あくまで世間一般同様程度のかわいらしいものだ。
誰でも多かれ少なかれ妄想しているに違いないのである。

私の場合、学生時代から電車通勤が長いということもあって、少しでも空いた時間ができるとすぐに妄想タイムに入る癖がついてしまった。

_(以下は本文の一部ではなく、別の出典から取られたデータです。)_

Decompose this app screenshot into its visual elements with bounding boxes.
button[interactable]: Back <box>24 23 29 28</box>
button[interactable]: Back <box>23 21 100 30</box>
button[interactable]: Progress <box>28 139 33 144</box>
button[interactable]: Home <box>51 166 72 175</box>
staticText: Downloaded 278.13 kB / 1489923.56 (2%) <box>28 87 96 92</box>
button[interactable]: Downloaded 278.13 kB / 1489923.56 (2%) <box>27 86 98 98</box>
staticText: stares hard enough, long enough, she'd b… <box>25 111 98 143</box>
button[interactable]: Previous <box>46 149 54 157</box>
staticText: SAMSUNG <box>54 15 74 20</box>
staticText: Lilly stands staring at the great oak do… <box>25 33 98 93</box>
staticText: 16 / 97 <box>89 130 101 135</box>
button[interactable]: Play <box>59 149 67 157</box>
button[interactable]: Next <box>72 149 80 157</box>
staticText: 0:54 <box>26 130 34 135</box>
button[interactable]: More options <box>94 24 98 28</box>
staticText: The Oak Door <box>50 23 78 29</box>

だから通勤時間や睡眠導入時間を巧みに利用して、実に思い通りの世界像を描く才能に長けている、と自負している。
さて。
私の妄想の世界では、私は1Kに住んでいる。
多分3階建てのアパートの2階だ。
たまに彼が訪ねてくる。
私は緑のマグカップでココアを出す。
マシュマロの浮いたやつだ。
窓の外は雨が降っていたりする。
夕ご飯何にしようか、と話したりする。
時には、彼は彼でなくなって旦那になる。
小ぶりのテーブルを挟んで晩酌をする。
肴は味を濃い目につけた牛肉の時雨煮だ。
いつも夕方になると、一緒に商店街に買出しに行く。
日本酒にあうつまみの材料を二人で探すのだ。
まるで何かのCMみたいな光景だが、それは気にしない。
買出しから帰ると、台所で一緒につまみをつくりながら一杯やる。
なんて幸せなんだろう。
好きな人と一緒に台所に立つというのは。
やはり良好な関係を気づくのは日々の会話だ。
晩酌というのは何と素晴らしいツールであろうか。
そこで私は気づく。
私は彼が欲しいのだろうか、晩酌相手が欲しいのだろうか。
それとも、おいしい食べ物が欲しいのだろうか。
どの妄想も相手の顔はぼんやりしているにもかかわらず、ご飯やつまみのメニューはまるで一眼レフでとったように美しい画質で記憶に残っている。
ああ、私は、やはりおいしい食べ物が欲しいのだ。